Both sides simply score their points, multiplied with a factor of 1 for black suits, 2 for red suits, and 3 for no trumps or reverse no trumps. The game is played for 2500 points.

==History==

===Early 19th century klaverjas===

Historic klaverjas (1836)
| Trump suit | Typical value | Other suits |
|---|---|---|
| J | 20 |  |
| 9 | 14 |  |
| A | 11 | A |
| K | 3 | K |
| Q | 2 | Q |
|  | 1 | J |
| 10 | 10 | 10 |
|  | 0 | 9 |
| 8 | 0 | 8 |
| 7 | 0 | 7 |

"Klaverjas" is Dutch for "jack of clubs", and there is evidence that the game once went through a stage in which clubs were a preferred suit for trumps.
The term "jas(s)" for the knave and the game was first recorded in the Netherlands in 1721 and seems to have given rise to the English term "jack". It seems that by the end of the 18th century, Dutch mercenaries had brought the game to Switzerland.

The earliest recorded Jass game appears to be the two-handed game described in a Dutch book from 1821 as "smoojas" ("Jewish Jass"). The following account is based on a slightly later version, where it is alternately named "500" or "klaverjassen" and on David Parlett's version of the 1821 rules. The most fundamental differences to modern two-handed belote are tens ranking in their natural position, slightly different scoring values (more similar to manille and all fours), and more restrictive rules for trick-play (in the second phase). Apart from the trick-play rules, these characteristics are shared by several modern Dutch games of the Jass–belote family.
Another difference is a first phase as in sixty-six, over which the melding activity is spread.

| score | meld |
|---|---|
| 100 | sequence of 5 or more in suit |
| 200 | 4 jacks |
| 100 | 4 kings, 4 queens |
| 50 | sequence of 4 in suit |
| 20 | sequence of 3 in suit |

After both players have received 9 cards, a card is turned face up to determine the trump suit.
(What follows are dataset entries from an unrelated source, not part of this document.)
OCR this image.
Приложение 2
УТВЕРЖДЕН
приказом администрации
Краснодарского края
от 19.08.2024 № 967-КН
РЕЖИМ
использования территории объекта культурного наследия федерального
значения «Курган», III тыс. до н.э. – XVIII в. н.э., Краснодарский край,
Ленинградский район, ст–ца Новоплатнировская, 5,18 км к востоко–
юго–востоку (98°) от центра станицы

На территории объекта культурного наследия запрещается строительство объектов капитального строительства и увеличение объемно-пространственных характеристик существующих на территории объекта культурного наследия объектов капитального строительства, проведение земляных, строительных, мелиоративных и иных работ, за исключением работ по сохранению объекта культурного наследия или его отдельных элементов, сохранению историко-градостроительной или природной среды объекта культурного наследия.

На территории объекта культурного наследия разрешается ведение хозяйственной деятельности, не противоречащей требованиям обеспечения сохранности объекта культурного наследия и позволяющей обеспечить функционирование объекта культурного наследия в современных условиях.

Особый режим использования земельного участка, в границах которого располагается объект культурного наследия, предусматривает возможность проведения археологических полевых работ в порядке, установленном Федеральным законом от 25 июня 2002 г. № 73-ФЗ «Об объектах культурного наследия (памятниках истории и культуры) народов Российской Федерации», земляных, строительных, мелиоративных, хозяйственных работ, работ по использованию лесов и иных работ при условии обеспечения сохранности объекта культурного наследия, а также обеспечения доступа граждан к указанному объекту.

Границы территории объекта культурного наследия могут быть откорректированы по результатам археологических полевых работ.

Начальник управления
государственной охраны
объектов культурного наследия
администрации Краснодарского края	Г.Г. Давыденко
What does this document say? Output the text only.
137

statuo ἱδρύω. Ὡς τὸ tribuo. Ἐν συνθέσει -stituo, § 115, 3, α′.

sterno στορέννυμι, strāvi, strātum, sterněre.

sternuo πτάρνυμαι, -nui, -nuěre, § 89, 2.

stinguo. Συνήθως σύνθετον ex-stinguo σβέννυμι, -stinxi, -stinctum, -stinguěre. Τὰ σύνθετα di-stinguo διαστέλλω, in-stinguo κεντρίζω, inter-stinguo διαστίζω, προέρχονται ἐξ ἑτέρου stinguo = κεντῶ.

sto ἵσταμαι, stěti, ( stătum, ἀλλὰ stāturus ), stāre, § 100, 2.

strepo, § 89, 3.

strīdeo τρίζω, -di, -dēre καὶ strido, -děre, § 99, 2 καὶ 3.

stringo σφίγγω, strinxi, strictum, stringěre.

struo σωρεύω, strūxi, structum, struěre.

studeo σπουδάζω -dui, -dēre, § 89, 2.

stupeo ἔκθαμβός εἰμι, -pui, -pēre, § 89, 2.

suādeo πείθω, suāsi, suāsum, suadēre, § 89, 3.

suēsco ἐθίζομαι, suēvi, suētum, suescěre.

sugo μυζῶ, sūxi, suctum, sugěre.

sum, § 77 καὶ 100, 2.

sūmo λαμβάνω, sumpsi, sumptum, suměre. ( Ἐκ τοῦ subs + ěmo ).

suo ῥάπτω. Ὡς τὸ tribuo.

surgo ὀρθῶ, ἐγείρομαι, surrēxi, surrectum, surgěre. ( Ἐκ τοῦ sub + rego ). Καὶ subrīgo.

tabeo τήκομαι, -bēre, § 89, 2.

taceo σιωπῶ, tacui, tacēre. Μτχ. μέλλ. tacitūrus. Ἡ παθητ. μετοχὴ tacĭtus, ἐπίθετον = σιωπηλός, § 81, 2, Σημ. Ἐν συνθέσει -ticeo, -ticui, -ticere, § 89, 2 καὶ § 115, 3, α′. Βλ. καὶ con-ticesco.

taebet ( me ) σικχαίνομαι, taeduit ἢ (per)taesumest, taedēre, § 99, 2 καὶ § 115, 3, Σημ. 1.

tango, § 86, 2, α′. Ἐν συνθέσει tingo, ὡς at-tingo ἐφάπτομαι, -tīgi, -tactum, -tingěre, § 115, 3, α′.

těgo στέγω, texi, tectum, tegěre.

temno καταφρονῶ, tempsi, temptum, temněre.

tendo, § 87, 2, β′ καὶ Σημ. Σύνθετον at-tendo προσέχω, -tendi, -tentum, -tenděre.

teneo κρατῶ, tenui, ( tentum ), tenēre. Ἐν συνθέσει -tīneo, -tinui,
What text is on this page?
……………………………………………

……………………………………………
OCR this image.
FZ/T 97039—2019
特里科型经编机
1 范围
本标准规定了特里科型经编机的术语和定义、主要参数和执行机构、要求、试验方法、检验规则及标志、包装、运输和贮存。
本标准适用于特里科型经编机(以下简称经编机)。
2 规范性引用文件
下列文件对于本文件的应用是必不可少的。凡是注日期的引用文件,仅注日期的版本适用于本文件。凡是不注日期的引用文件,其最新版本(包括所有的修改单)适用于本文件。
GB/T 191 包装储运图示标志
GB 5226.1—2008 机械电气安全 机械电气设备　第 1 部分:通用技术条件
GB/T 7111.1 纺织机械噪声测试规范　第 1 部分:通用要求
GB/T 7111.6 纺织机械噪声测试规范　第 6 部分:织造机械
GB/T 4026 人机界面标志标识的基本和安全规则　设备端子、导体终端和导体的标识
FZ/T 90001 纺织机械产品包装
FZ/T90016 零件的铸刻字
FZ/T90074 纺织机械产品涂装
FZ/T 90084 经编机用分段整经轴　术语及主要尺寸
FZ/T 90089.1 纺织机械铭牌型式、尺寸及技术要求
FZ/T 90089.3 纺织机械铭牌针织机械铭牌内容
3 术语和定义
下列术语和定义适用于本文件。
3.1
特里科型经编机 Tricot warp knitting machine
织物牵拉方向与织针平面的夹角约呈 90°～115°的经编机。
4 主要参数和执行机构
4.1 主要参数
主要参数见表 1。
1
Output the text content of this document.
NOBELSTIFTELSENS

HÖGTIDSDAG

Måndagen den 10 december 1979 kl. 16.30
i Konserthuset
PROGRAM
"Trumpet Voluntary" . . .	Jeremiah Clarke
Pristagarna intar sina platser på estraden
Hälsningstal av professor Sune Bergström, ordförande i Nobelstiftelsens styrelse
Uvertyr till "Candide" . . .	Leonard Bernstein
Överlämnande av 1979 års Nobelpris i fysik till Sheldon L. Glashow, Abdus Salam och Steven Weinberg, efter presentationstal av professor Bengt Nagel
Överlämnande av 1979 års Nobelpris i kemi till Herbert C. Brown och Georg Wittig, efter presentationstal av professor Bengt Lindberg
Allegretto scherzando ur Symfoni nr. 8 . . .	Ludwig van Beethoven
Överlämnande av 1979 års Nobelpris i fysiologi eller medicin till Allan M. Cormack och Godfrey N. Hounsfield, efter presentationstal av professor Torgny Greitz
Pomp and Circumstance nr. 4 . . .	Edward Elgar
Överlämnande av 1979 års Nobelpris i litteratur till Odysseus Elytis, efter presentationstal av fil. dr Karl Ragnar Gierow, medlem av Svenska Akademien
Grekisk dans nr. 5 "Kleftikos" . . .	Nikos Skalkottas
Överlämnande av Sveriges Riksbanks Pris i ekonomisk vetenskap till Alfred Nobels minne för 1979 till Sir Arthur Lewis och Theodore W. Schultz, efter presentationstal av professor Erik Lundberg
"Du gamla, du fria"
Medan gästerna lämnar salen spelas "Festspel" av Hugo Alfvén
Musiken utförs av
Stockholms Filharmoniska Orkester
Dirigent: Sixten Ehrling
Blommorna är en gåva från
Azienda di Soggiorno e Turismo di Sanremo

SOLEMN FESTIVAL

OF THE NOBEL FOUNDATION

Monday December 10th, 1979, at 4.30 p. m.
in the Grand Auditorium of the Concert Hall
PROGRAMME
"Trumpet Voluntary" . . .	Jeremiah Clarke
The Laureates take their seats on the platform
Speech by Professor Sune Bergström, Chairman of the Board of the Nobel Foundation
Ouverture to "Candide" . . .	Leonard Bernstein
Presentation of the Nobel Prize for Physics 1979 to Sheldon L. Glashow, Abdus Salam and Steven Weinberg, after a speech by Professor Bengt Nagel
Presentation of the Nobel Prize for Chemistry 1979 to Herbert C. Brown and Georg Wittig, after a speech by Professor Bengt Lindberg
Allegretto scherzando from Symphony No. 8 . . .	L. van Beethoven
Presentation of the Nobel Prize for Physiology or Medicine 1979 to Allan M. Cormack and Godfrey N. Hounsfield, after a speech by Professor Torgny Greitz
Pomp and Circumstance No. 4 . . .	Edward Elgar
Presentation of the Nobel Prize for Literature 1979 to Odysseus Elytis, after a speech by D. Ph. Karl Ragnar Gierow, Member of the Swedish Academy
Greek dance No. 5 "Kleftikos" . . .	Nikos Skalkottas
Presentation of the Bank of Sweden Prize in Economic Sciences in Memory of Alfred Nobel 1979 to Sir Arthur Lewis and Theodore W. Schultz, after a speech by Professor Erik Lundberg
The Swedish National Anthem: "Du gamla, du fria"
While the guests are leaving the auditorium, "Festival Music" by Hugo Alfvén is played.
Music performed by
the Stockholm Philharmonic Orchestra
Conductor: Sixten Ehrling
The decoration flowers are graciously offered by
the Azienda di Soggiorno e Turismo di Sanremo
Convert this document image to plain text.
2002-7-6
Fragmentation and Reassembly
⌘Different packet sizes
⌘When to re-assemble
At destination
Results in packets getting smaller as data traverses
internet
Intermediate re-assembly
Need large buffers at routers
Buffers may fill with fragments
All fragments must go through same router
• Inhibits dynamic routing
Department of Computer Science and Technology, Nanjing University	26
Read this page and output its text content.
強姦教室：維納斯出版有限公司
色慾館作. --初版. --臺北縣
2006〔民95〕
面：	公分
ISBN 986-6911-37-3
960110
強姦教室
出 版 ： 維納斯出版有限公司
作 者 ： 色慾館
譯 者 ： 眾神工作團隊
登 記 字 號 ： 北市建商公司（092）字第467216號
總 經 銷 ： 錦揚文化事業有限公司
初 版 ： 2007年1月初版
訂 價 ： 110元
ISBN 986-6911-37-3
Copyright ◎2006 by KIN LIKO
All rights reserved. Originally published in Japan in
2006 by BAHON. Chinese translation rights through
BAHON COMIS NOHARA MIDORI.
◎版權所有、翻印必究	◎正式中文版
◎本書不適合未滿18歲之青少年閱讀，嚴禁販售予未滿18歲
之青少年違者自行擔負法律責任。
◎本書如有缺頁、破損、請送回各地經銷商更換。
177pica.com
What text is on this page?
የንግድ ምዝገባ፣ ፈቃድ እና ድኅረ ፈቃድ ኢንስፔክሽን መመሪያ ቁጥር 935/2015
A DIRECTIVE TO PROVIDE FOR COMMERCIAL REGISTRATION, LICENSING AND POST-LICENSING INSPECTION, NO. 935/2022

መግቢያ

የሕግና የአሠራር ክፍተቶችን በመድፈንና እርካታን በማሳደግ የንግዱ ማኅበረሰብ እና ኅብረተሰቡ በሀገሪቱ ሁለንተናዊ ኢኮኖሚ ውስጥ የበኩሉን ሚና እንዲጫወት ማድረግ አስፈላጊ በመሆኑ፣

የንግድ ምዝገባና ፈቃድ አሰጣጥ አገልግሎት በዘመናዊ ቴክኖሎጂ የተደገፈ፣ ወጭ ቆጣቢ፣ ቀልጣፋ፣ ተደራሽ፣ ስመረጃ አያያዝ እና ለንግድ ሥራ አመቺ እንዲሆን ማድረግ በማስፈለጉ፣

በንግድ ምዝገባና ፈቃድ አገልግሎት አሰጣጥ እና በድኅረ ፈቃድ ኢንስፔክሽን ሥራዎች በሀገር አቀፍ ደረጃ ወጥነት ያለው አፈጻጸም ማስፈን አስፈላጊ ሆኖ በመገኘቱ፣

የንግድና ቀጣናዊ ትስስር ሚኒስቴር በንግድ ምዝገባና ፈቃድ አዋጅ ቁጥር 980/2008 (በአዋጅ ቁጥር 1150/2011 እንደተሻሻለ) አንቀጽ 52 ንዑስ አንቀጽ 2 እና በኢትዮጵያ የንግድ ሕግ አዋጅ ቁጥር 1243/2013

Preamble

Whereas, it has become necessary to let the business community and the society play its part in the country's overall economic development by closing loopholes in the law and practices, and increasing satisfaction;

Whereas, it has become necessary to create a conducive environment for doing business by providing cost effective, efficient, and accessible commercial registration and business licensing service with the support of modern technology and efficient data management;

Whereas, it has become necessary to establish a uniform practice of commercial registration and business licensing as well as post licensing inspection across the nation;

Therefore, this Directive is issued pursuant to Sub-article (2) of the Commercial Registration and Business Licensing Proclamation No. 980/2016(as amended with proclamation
A player who holds the seven of trumps may exchange the two cards, so long as the stock is not empty. The game continues with two trick-play phases, in which ranks and point values of cards are as shown in the table.

In the first phase, the second player to a trick may play any card and need not follow suit.
The player who leads may also declare a melding combination held in the player's hand and score for it as shown in the table. However, if the second player can counter with a higher melding, the second player scores instead. Every combination of cards may only be declared once, but it is allowed to declare a longer sequence that contains a shorter sequence which was declared previously.
Independently of melding, a player who leads a king or queen of trumps and holds the other card, can score 20 points for marriage by showing it.
After every trick players complete their hands from the stock.

The second phase starts when the stock has been exhausted. Now the second player to a trick must follow suit if possible, and must take the trick if possible while following suit. There is no melding in this phase. The winner of the last trick scores 5 points, and a winner of all nine tricks in the second phase scores 100 points.

The game is played for 500 points; by melding this target can be met in a single deal.